(KRON) — California’s reservoirs had incredible transformations this winter as atmospheric rivers soaked the state with rainwater.
Impressive new data released by the California Department of Water Resources on Wednesday shows the state’s second-biggest reservoir, Lake Oroville, is currently at 83% capacity, with 2.9 million acre-feet of water. The largest reservoir in the state, Lake Shasta, is at 85% capacity.
San Luis Reservoir near Gilroy is up to the brim, at 99% capacity, while Cachuma Reservoir in Santa Barbara County is at 98% capacity.
The Department of Water Resources wrote Tuesday, “Storms California has experienced this year have led to one of the largest snowpacks on record. While these winter storms have helped the snowpack and reservoirs, we’re preparing with local agencies for the upcoming Spring snowmelt season.”

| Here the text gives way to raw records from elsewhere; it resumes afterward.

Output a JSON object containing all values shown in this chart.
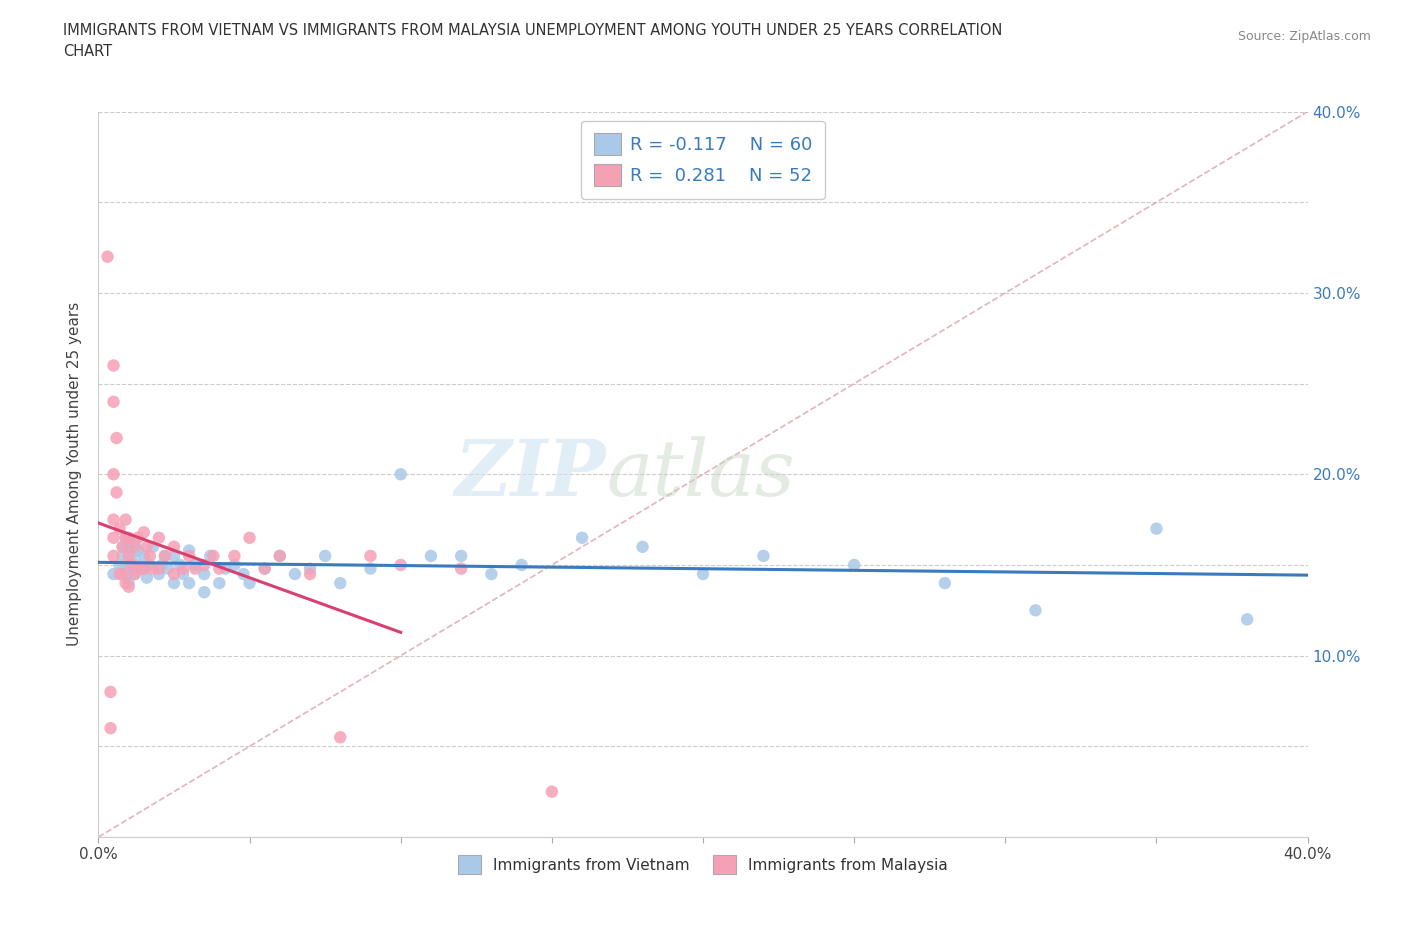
{
  "title": "IMMIGRANTS FROM VIETNAM VS IMMIGRANTS FROM MALAYSIA UNEMPLOYMENT AMONG YOUTH UNDER 25 YEARS CORRELATION\nCHART",
  "source_text": "Source: ZipAtlas.com",
  "ylabel": "Unemployment Among Youth under 25 years",
  "xlabel": "",
  "xlim": [
    0.0,
    0.4
  ],
  "ylim": [
    0.0,
    0.4
  ],
  "x_ticks": [
    0.0,
    0.05,
    0.1,
    0.15,
    0.2,
    0.25,
    0.3,
    0.35,
    0.4
  ],
  "y_ticks": [
    0.0,
    0.05,
    0.1,
    0.15,
    0.2,
    0.25,
    0.3,
    0.35,
    0.4
  ],
  "x_tick_labels": [
    "0.0%",
    "",
    "",
    "",
    "",
    "",
    "",
    "",
    "40.0%"
  ],
  "y_tick_labels": [
    "",
    "",
    "10.0%",
    "",
    "20.0%",
    "",
    "30.0%",
    "",
    "40.0%"
  ],
  "r_vietnam": -0.117,
  "n_vietnam": 60,
  "r_malaysia": 0.281,
  "n_malaysia": 52,
  "vietnam_color": "#aac8e8",
  "malaysia_color": "#f5a0b5",
  "vietnam_trend_color": "#3a7bbf",
  "malaysia_trend_color": "#d94070",
  "diagonal_color": "#e0a0a8",
  "watermark_zip": "ZIP",
  "watermark_atlas": "atlas",
  "background_color": "#ffffff",
  "vietnam_scatter_x": [
    0.005,
    0.007,
    0.008,
    0.008,
    0.009,
    0.009,
    0.01,
    0.01,
    0.01,
    0.01,
    0.011,
    0.012,
    0.012,
    0.013,
    0.013,
    0.015,
    0.015,
    0.016,
    0.017,
    0.018,
    0.02,
    0.021,
    0.022,
    0.023,
    0.025,
    0.025,
    0.027,
    0.028,
    0.03,
    0.03,
    0.032,
    0.035,
    0.035,
    0.037,
    0.04,
    0.042,
    0.045,
    0.048,
    0.05,
    0.055,
    0.06,
    0.065,
    0.07,
    0.075,
    0.08,
    0.09,
    0.1,
    0.11,
    0.12,
    0.13,
    0.14,
    0.16,
    0.18,
    0.2,
    0.22,
    0.25,
    0.28,
    0.31,
    0.35,
    0.38
  ],
  "vietnam_scatter_y": [
    0.145,
    0.15,
    0.155,
    0.16,
    0.148,
    0.165,
    0.14,
    0.145,
    0.15,
    0.16,
    0.155,
    0.145,
    0.162,
    0.15,
    0.158,
    0.148,
    0.155,
    0.143,
    0.15,
    0.16,
    0.145,
    0.15,
    0.155,
    0.148,
    0.14,
    0.155,
    0.15,
    0.145,
    0.14,
    0.158,
    0.15,
    0.135,
    0.145,
    0.155,
    0.14,
    0.148,
    0.15,
    0.145,
    0.14,
    0.148,
    0.155,
    0.145,
    0.148,
    0.155,
    0.14,
    0.148,
    0.2,
    0.155,
    0.155,
    0.145,
    0.15,
    0.165,
    0.16,
    0.145,
    0.155,
    0.15,
    0.14,
    0.125,
    0.17,
    0.12
  ],
  "malaysia_scatter_x": [
    0.003,
    0.004,
    0.004,
    0.005,
    0.005,
    0.005,
    0.005,
    0.005,
    0.005,
    0.006,
    0.006,
    0.007,
    0.007,
    0.008,
    0.008,
    0.009,
    0.009,
    0.009,
    0.01,
    0.01,
    0.01,
    0.011,
    0.012,
    0.012,
    0.013,
    0.014,
    0.015,
    0.015,
    0.016,
    0.017,
    0.018,
    0.02,
    0.02,
    0.022,
    0.025,
    0.025,
    0.028,
    0.03,
    0.032,
    0.035,
    0.038,
    0.04,
    0.045,
    0.05,
    0.055,
    0.06,
    0.07,
    0.08,
    0.09,
    0.1,
    0.12,
    0.15
  ],
  "malaysia_scatter_y": [
    0.32,
    0.08,
    0.06,
    0.26,
    0.24,
    0.2,
    0.175,
    0.165,
    0.155,
    0.22,
    0.19,
    0.17,
    0.145,
    0.16,
    0.145,
    0.175,
    0.165,
    0.14,
    0.165,
    0.155,
    0.138,
    0.15,
    0.16,
    0.145,
    0.165,
    0.148,
    0.168,
    0.148,
    0.16,
    0.155,
    0.148,
    0.165,
    0.148,
    0.155,
    0.16,
    0.145,
    0.148,
    0.155,
    0.148,
    0.15,
    0.155,
    0.148,
    0.155,
    0.165,
    0.148,
    0.155,
    0.145,
    0.055,
    0.155,
    0.15,
    0.148,
    0.025
  ]
}
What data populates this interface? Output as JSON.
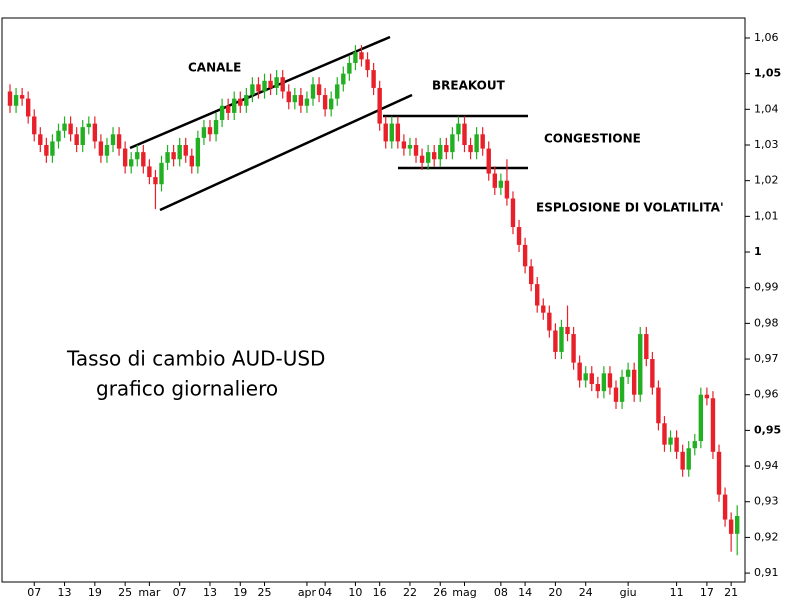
{
  "chart_data": {
    "type": "candlestick",
    "annotations": [
      "CANALE",
      "BREAKOUT",
      "CONGESTIONE",
      "ESPLOSIONE DI VOLATILITA'",
      "Tasso di cambio AUD-USD",
      "grafico giornaliero"
    ],
    "categories": [
      null,
      null,
      null,
      null,
      "07",
      null,
      null,
      null,
      null,
      "13",
      null,
      null,
      null,
      null,
      "19",
      null,
      null,
      null,
      null,
      "25",
      null,
      null,
      null,
      "mar",
      null,
      null,
      null,
      null,
      "07",
      null,
      null,
      null,
      null,
      "13",
      null,
      null,
      null,
      null,
      "19",
      null,
      null,
      null,
      "25",
      null,
      null,
      null,
      null,
      null,
      null,
      "apr",
      null,
      null,
      "04",
      null,
      null,
      null,
      null,
      "10",
      null,
      null,
      null,
      "16",
      null,
      null,
      null,
      null,
      "22",
      null,
      null,
      null,
      null,
      "26",
      null,
      null,
      null,
      "mag",
      null,
      null,
      null,
      null,
      null,
      "08",
      null,
      null,
      null,
      "14",
      null,
      null,
      null,
      null,
      "20",
      null,
      null,
      null,
      null,
      "24",
      null,
      null,
      null,
      null,
      null,
      null,
      "giu",
      null,
      null,
      null,
      null,
      null,
      null,
      null,
      "11",
      null,
      null,
      null,
      null,
      "17",
      null,
      null,
      null,
      "21",
      null
    ],
    "open": [
      1.045,
      1.041,
      1.044,
      1.043,
      1.038,
      1.033,
      1.03,
      1.027,
      1.031,
      1.034,
      1.036,
      1.033,
      1.03,
      1.035,
      1.036,
      1.031,
      1.027,
      1.03,
      1.033,
      1.029,
      1.024,
      1.026,
      1.028,
      1.024,
      1.021,
      1.019,
      1.025,
      1.028,
      1.026,
      1.03,
      1.027,
      1.024,
      1.032,
      1.035,
      1.033,
      1.037,
      1.041,
      1.039,
      1.043,
      1.041,
      1.044,
      1.047,
      1.045,
      1.048,
      1.046,
      1.049,
      1.045,
      1.042,
      1.044,
      1.041,
      1.043,
      1.047,
      1.044,
      1.04,
      1.043,
      1.047,
      1.05,
      1.053,
      1.056,
      1.054,
      1.051,
      1.046,
      1.036,
      1.031,
      1.036,
      1.031,
      1.029,
      1.03,
      1.027,
      1.025,
      1.028,
      1.026,
      1.03,
      1.028,
      1.033,
      1.036,
      1.03,
      1.028,
      1.033,
      1.029,
      1.022,
      1.018,
      1.02,
      1.015,
      1.007,
      1.002,
      0.996,
      0.991,
      0.985,
      0.983,
      0.978,
      0.972,
      0.979,
      0.977,
      0.969,
      0.964,
      0.966,
      0.963,
      0.961,
      0.966,
      0.962,
      0.958,
      0.965,
      0.967,
      0.96,
      0.977,
      0.97,
      0.962,
      0.952,
      0.946,
      0.948,
      0.944,
      0.939,
      0.945,
      0.947,
      0.96,
      0.959,
      0.944,
      0.932,
      0.925,
      0.921
    ],
    "high": [
      1.047,
      1.046,
      1.046,
      1.045,
      1.04,
      1.035,
      1.032,
      1.033,
      1.036,
      1.038,
      1.038,
      1.035,
      1.037,
      1.038,
      1.038,
      1.033,
      1.032,
      1.035,
      1.035,
      1.031,
      1.028,
      1.03,
      1.03,
      1.026,
      1.023,
      1.027,
      1.03,
      1.03,
      1.032,
      1.032,
      1.029,
      1.034,
      1.037,
      1.037,
      1.039,
      1.043,
      1.043,
      1.045,
      1.045,
      1.046,
      1.049,
      1.049,
      1.05,
      1.05,
      1.051,
      1.051,
      1.047,
      1.046,
      1.046,
      1.045,
      1.049,
      1.049,
      1.046,
      1.045,
      1.049,
      1.052,
      1.055,
      1.058,
      1.058,
      1.056,
      1.053,
      1.048,
      1.038,
      1.038,
      1.038,
      1.033,
      1.032,
      1.032,
      1.029,
      1.03,
      1.03,
      1.032,
      1.032,
      1.035,
      1.038,
      1.038,
      1.032,
      1.035,
      1.035,
      1.031,
      1.024,
      1.022,
      1.026,
      1.017,
      1.009,
      1.004,
      0.998,
      0.993,
      0.987,
      0.985,
      0.98,
      0.981,
      0.985,
      0.979,
      0.971,
      0.968,
      0.968,
      0.965,
      0.968,
      0.968,
      0.964,
      0.967,
      0.969,
      0.969,
      0.979,
      0.979,
      0.972,
      0.964,
      0.954,
      0.95,
      0.95,
      0.946,
      0.947,
      0.949,
      0.962,
      0.962,
      0.961,
      0.946,
      0.934,
      0.927,
      0.929
    ],
    "low": [
      1.039,
      1.039,
      1.041,
      1.036,
      1.031,
      1.028,
      1.025,
      1.025,
      1.029,
      1.032,
      1.031,
      1.028,
      1.028,
      1.033,
      1.029,
      1.025,
      1.025,
      1.028,
      1.027,
      1.022,
      1.022,
      1.024,
      1.022,
      1.019,
      1.012,
      1.017,
      1.023,
      1.024,
      1.024,
      1.025,
      1.022,
      1.022,
      1.03,
      1.031,
      1.031,
      1.035,
      1.037,
      1.037,
      1.039,
      1.039,
      1.042,
      1.043,
      1.043,
      1.044,
      1.044,
      1.043,
      1.04,
      1.04,
      1.039,
      1.039,
      1.041,
      1.042,
      1.038,
      1.038,
      1.041,
      1.045,
      1.048,
      1.051,
      1.052,
      1.049,
      1.044,
      1.034,
      1.029,
      1.029,
      1.029,
      1.027,
      1.027,
      1.025,
      1.023,
      1.023,
      1.024,
      1.024,
      1.026,
      1.026,
      1.031,
      1.028,
      1.026,
      1.026,
      1.027,
      1.02,
      1.016,
      1.016,
      1.013,
      1.005,
      1.0,
      0.994,
      0.989,
      0.983,
      0.981,
      0.976,
      0.97,
      0.97,
      0.975,
      0.967,
      0.962,
      0.962,
      0.961,
      0.959,
      0.959,
      0.96,
      0.956,
      0.956,
      0.963,
      0.958,
      0.958,
      0.968,
      0.96,
      0.95,
      0.944,
      0.944,
      0.942,
      0.937,
      0.937,
      0.943,
      0.945,
      0.957,
      0.942,
      0.93,
      0.923,
      0.916,
      0.915
    ],
    "close": [
      1.041,
      1.044,
      1.043,
      1.038,
      1.033,
      1.03,
      1.027,
      1.031,
      1.034,
      1.036,
      1.033,
      1.03,
      1.035,
      1.036,
      1.031,
      1.027,
      1.03,
      1.033,
      1.029,
      1.024,
      1.026,
      1.028,
      1.024,
      1.021,
      1.019,
      1.025,
      1.028,
      1.026,
      1.03,
      1.027,
      1.024,
      1.032,
      1.035,
      1.033,
      1.037,
      1.041,
      1.039,
      1.043,
      1.041,
      1.044,
      1.047,
      1.045,
      1.048,
      1.046,
      1.049,
      1.045,
      1.042,
      1.044,
      1.041,
      1.043,
      1.047,
      1.044,
      1.04,
      1.043,
      1.047,
      1.05,
      1.053,
      1.056,
      1.054,
      1.051,
      1.046,
      1.036,
      1.031,
      1.036,
      1.031,
      1.029,
      1.03,
      1.027,
      1.025,
      1.028,
      1.026,
      1.03,
      1.028,
      1.033,
      1.036,
      1.03,
      1.028,
      1.033,
      1.029,
      1.022,
      1.018,
      1.02,
      1.015,
      1.007,
      1.002,
      0.996,
      0.991,
      0.985,
      0.983,
      0.978,
      0.972,
      0.979,
      0.977,
      0.969,
      0.964,
      0.966,
      0.963,
      0.961,
      0.966,
      0.962,
      0.958,
      0.965,
      0.967,
      0.96,
      0.977,
      0.97,
      0.962,
      0.952,
      0.946,
      0.948,
      0.944,
      0.939,
      0.945,
      0.947,
      0.96,
      0.959,
      0.944,
      0.932,
      0.925,
      0.921,
      0.926
    ],
    "up_color": "#22b022",
    "down_color": "#e8202a",
    "ylim": [
      0.9075,
      1.0656
    ],
    "yticks": [
      {
        "value": 0.91,
        "label": "0,91"
      },
      {
        "value": 0.92,
        "label": "0,92"
      },
      {
        "value": 0.93,
        "label": "0,93"
      },
      {
        "value": 0.94,
        "label": "0,94"
      },
      {
        "value": 0.95,
        "label": "0,95"
      },
      {
        "value": 0.96,
        "label": "0,96"
      },
      {
        "value": 0.97,
        "label": "0,97"
      },
      {
        "value": 0.98,
        "label": "0,98"
      },
      {
        "value": 0.99,
        "label": "0,99"
      },
      1,
      {
        "value": 1.01,
        "label": "1,01"
      },
      {
        "value": 1.02,
        "label": "1,02"
      },
      {
        "value": 1.03,
        "label": "1,03"
      },
      {
        "value": 1.04,
        "label": "1,04"
      },
      {
        "value": 1.05,
        "label": "1,05"
      },
      {
        "value": 1.06,
        "label": "1,06"
      }
    ]
  }
}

Reservoirs look dramatically different this April compared to the past three years, when a severe drought left the state parched for water. California relies on the arrival of winter atmospheric rivers as its annual water source. This winter, the state was drenched by more than a dozen.
Reservoir storage statewide is 107 percent of average for April.
“The real challenge as we move into spring and summer though is flooding, significant flooding, particularly in the Tulare Lake Basin,” said Karla Nemeth, DWR director.
The DWR is monitoring lake levels, weather forecasts, and mountain snow levels to optimize operations for flood control, water storage, and environmental protection while also allowing for carryover storage into 2024.
Water managers are releasing water from Lake Oroville at 10,000 cubic feet per second to provide enough storage space for spring snowmelt. Releases are coordinated with the U.S. Army Corps of Engineers and downstream water operators.